What Ingredients Make a Greek Salad Dip?
It’s the ingredients I mentioned above, but bonus ingredients include:
- Feta cheese.
- Greek yogurt.
- Green bell pepper.
- Red onion.
- English cucumber.
- Tomato.
- Kalamata olives.
- Fresh parsley.
- Fresh lemon.
- Dried herbs and spices.

The dip features a blend of classic ingredients to a Greek salad, but also regional specific flavors like lemon zest, yogurt, and chopped olives. This helps to highlight the OG flavors of our Greek salad.

How Do You Make The Greek Salad?
It’s an easy recipe. It’s a simple mix dip, which we love, but there’s a bit of finesse to it. The secret to making it is by pressing the watery vegetables with salt, and draining the excess moisture off. The cucumber, tomato, and even the yogurt needs to be drained of the excess moisture. It has to happen or you’ll end up with a watery final result and nobody wants that.

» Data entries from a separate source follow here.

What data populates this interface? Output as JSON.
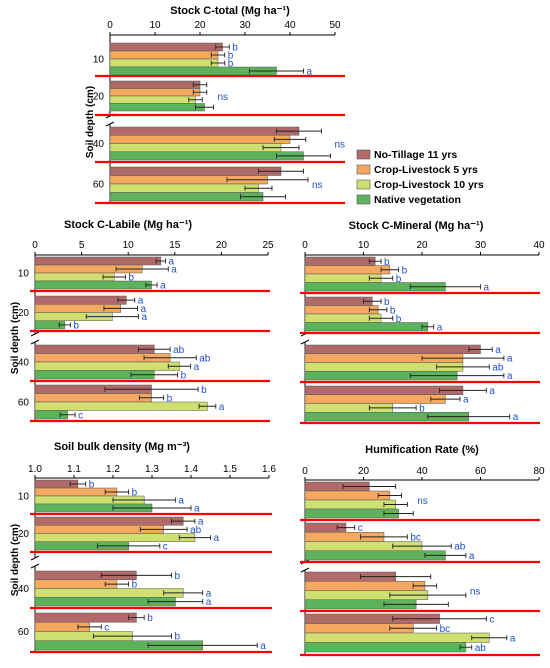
{
  "figure": {
    "ylabel": "Soil depth (cm)",
    "legend": [
      {
        "label": "No-Tillage 11 yrs",
        "color": "#b06a6a"
      },
      {
        "label": "Crop-Livestock 5 yrs",
        "color": "#f4a860"
      },
      {
        "label": "Crop-Livestock 10 yrs",
        "color": "#cfe070"
      },
      {
        "label": "Native vegetation",
        "color": "#5cb35c"
      }
    ],
    "colors": {
      "separator": "#ff0000",
      "letters": "#1f4fd0",
      "bar_edge": "#555555"
    }
  },
  "chart_data": [
    {
      "type": "bar",
      "title": "Stock C-total (Mg ha⁻¹)",
      "ylabel": "Soil depth (cm)",
      "orientation": "horizontal",
      "categories": [
        "10",
        "20",
        "40",
        "60"
      ],
      "xlim": [
        0,
        50
      ],
      "xticks": [
        "0",
        "10",
        "20",
        "30",
        "40",
        "50"
      ],
      "series": [
        {
          "name": "No-Tillage 11 yrs",
          "values": [
            25,
            20,
            42,
            38
          ],
          "errors": [
            1.5,
            1.5,
            5,
            5
          ]
        },
        {
          "name": "Crop-Livestock 5 yrs",
          "values": [
            24,
            20,
            40,
            35
          ],
          "errors": [
            1.5,
            1.5,
            3.5,
            9
          ]
        },
        {
          "name": "Crop-Livestock 10 yrs",
          "values": [
            24,
            19,
            38,
            33
          ],
          "errors": [
            1.5,
            1.5,
            4,
            3
          ]
        },
        {
          "name": "Native vegetation",
          "values": [
            37,
            21,
            43,
            34
          ],
          "errors": [
            6,
            2,
            6,
            5
          ]
        }
      ],
      "letters": [
        [
          "b",
          "b",
          "b",
          "a"
        ],
        [
          "ns"
        ],
        [
          "ns"
        ],
        [
          "ns"
        ]
      ]
    },
    {
      "type": "bar",
      "title": "Stock C-Labile (Mg ha⁻¹)",
      "ylabel": "Soil depth (cm)",
      "orientation": "horizontal",
      "categories": [
        "10",
        "20",
        "40",
        "60"
      ],
      "xlim": [
        0,
        25
      ],
      "xticks": [
        "0",
        "5",
        "10",
        "15",
        "20",
        "25"
      ],
      "series": [
        {
          "name": "No-Tillage 11 yrs",
          "values": [
            13.5,
            9.8,
            12.8,
            12.5
          ],
          "errors": [
            0.5,
            0.9,
            1.7,
            5
          ]
        },
        {
          "name": "Crop-Livestock 5 yrs",
          "values": [
            11.5,
            9.2,
            14.5,
            12.5
          ],
          "errors": [
            2.8,
            1.8,
            2.8,
            1.3
          ]
        },
        {
          "name": "Crop-Livestock 10 yrs",
          "values": [
            8.5,
            8.3,
            15.5,
            18.5
          ],
          "errors": [
            1.2,
            2.8,
            1.2,
            0.9
          ]
        },
        {
          "name": "Native vegetation",
          "values": [
            12.5,
            3.2,
            12.8,
            3.5
          ],
          "errors": [
            0.6,
            0.6,
            2.5,
            0.8
          ]
        }
      ],
      "letters": [
        [
          "a",
          "a",
          "b",
          "a"
        ],
        [
          "a",
          "a",
          "a",
          "b"
        ],
        [
          "ab",
          "ab",
          "a",
          "b"
        ],
        [
          "b",
          "b",
          "a",
          "c"
        ]
      ]
    },
    {
      "type": "bar",
      "title": "Stock C-Mineral (Mg ha⁻¹)",
      "ylabel": "Soil depth (cm)",
      "orientation": "horizontal",
      "categories": [
        "10",
        "20",
        "40",
        "60"
      ],
      "xlim": [
        0,
        40
      ],
      "xticks": [
        "0",
        "10",
        "20",
        "30",
        "40"
      ],
      "series": [
        {
          "name": "No-Tillage 11 yrs",
          "values": [
            12,
            11.5,
            30,
            27
          ],
          "errors": [
            1,
            1.5,
            2,
            4
          ]
        },
        {
          "name": "Crop-Livestock 5 yrs",
          "values": [
            14.5,
            12.5,
            27,
            24
          ],
          "errors": [
            1.5,
            1.5,
            7,
            2.5
          ]
        },
        {
          "name": "Crop-Livestock 10 yrs",
          "values": [
            13,
            13,
            27,
            15
          ],
          "errors": [
            2,
            2,
            4.5,
            4
          ]
        },
        {
          "name": "Native vegetation",
          "values": [
            24,
            21,
            26,
            28
          ],
          "errors": [
            6,
            1,
            8,
            7
          ]
        }
      ],
      "letters": [
        [
          "b",
          "b",
          "b",
          "a"
        ],
        [
          "b",
          "b",
          "b",
          "a"
        ],
        [
          "a",
          "a",
          "ab",
          "a"
        ],
        [
          "a",
          "a",
          "b",
          "a"
        ]
      ]
    },
    {
      "type": "bar",
      "title": "Soil bulk density (Mg m⁻³)",
      "ylabel": "Soil depth (cm)",
      "orientation": "horizontal",
      "categories": [
        "10",
        "20",
        "40",
        "60"
      ],
      "xlim": [
        1.0,
        1.6
      ],
      "xticks": [
        "1.0",
        "1.1",
        "1.2",
        "1.3",
        "1.4",
        "1.5",
        "1.6"
      ],
      "series": [
        {
          "name": "No-Tillage 11 yrs",
          "values": [
            1.11,
            1.38,
            1.26,
            1.26
          ],
          "errors": [
            0.02,
            0.03,
            0.09,
            0.02
          ]
        },
        {
          "name": "Crop-Livestock 5 yrs",
          "values": [
            1.21,
            1.33,
            1.21,
            1.14
          ],
          "errors": [
            0.03,
            0.06,
            0.03,
            0.03
          ]
        },
        {
          "name": "Crop-Livestock 10 yrs",
          "values": [
            1.28,
            1.41,
            1.38,
            1.25
          ],
          "errors": [
            0.08,
            0.04,
            0.05,
            0.1
          ]
        },
        {
          "name": "Native vegetation",
          "values": [
            1.3,
            1.24,
            1.36,
            1.43
          ],
          "errors": [
            0.1,
            0.08,
            0.07,
            0.14
          ]
        }
      ],
      "letters": [
        [
          "b",
          "b",
          "a",
          "a"
        ],
        [
          "a",
          "ab",
          "a",
          "c"
        ],
        [
          "b",
          "b",
          "a",
          "a"
        ],
        [
          "b",
          "c",
          "b",
          "a"
        ]
      ]
    },
    {
      "type": "bar",
      "title": "Humification Rate (%)",
      "ylabel": "Soil depth (cm)",
      "orientation": "horizontal",
      "categories": [
        "10",
        "20",
        "40",
        "60"
      ],
      "xlim": [
        0,
        80
      ],
      "xticks": [
        "0",
        "20",
        "40",
        "60",
        "80"
      ],
      "series": [
        {
          "name": "No-Tillage 11 yrs",
          "values": [
            22,
            14,
            31,
            46
          ],
          "errors": [
            9,
            3,
            12,
            16
          ]
        },
        {
          "name": "Crop-Livestock 5 yrs",
          "values": [
            29,
            27,
            41,
            37
          ],
          "errors": [
            4,
            8,
            4,
            8
          ]
        },
        {
          "name": "Crop-Livestock 10 yrs",
          "values": [
            31,
            40,
            42,
            63
          ],
          "errors": [
            4,
            10,
            13,
            6
          ]
        },
        {
          "name": "Native vegetation",
          "values": [
            32,
            48,
            38,
            55
          ],
          "errors": [
            5,
            7,
            11,
            2
          ]
        }
      ],
      "letters": [
        [
          "ns"
        ],
        [
          "c",
          "bc",
          "ab",
          "a"
        ],
        [
          "ns"
        ],
        [
          "c",
          "bc",
          "a",
          "ab"
        ]
      ]
    }
  ]
}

Serve this dip up with your favorite pita chips or even fresh pita.

Greek Salad Dip
Yield(s): Serves 6
12m prep time
30m inactive
Ingredients
- 2 cups feta cheese
- 1 cup Greek yogurt, strained
- 3 garlic cloves, minced
- 1 lemon, juiced and 1/2 teaspoon lemon zest
- 2 tablespoons red wine vinegar
- 2 tablespoons olive oil
- 2 tablespoons fresh parsley, minced
- 2 teaspoons dried oregano
- 1/2 teaspoon crushed red pepper flakes
- 1 green bell pepper, finely diced
- 1 cup cucumber, finely diced
- 1 cup tomato, finely diced
- 1 cup Kalamata olives, sliced
- 1/4 cup red onion, finely diced
- Kosher salt and freshly cracked black pepper, to taste
Preparation
- In a mesh strainer or colander, add the tomato and cucumber. Season with salt and let sit for 30 minutes to draw out excess moisture.
- Meanwhile, smash the feta cheese up until fully broken up. Add the yogurt, minced garlic, oregano, parsley, lemon, olive oil, and wine vinegar until combined.
- Squeeze the excess moisture out of the cucumber and tomato as much as you can, then add to the yogurt dip. Add all remaining ingredients and fold together.
- Serve immediately with crudité, pita chips or crostini.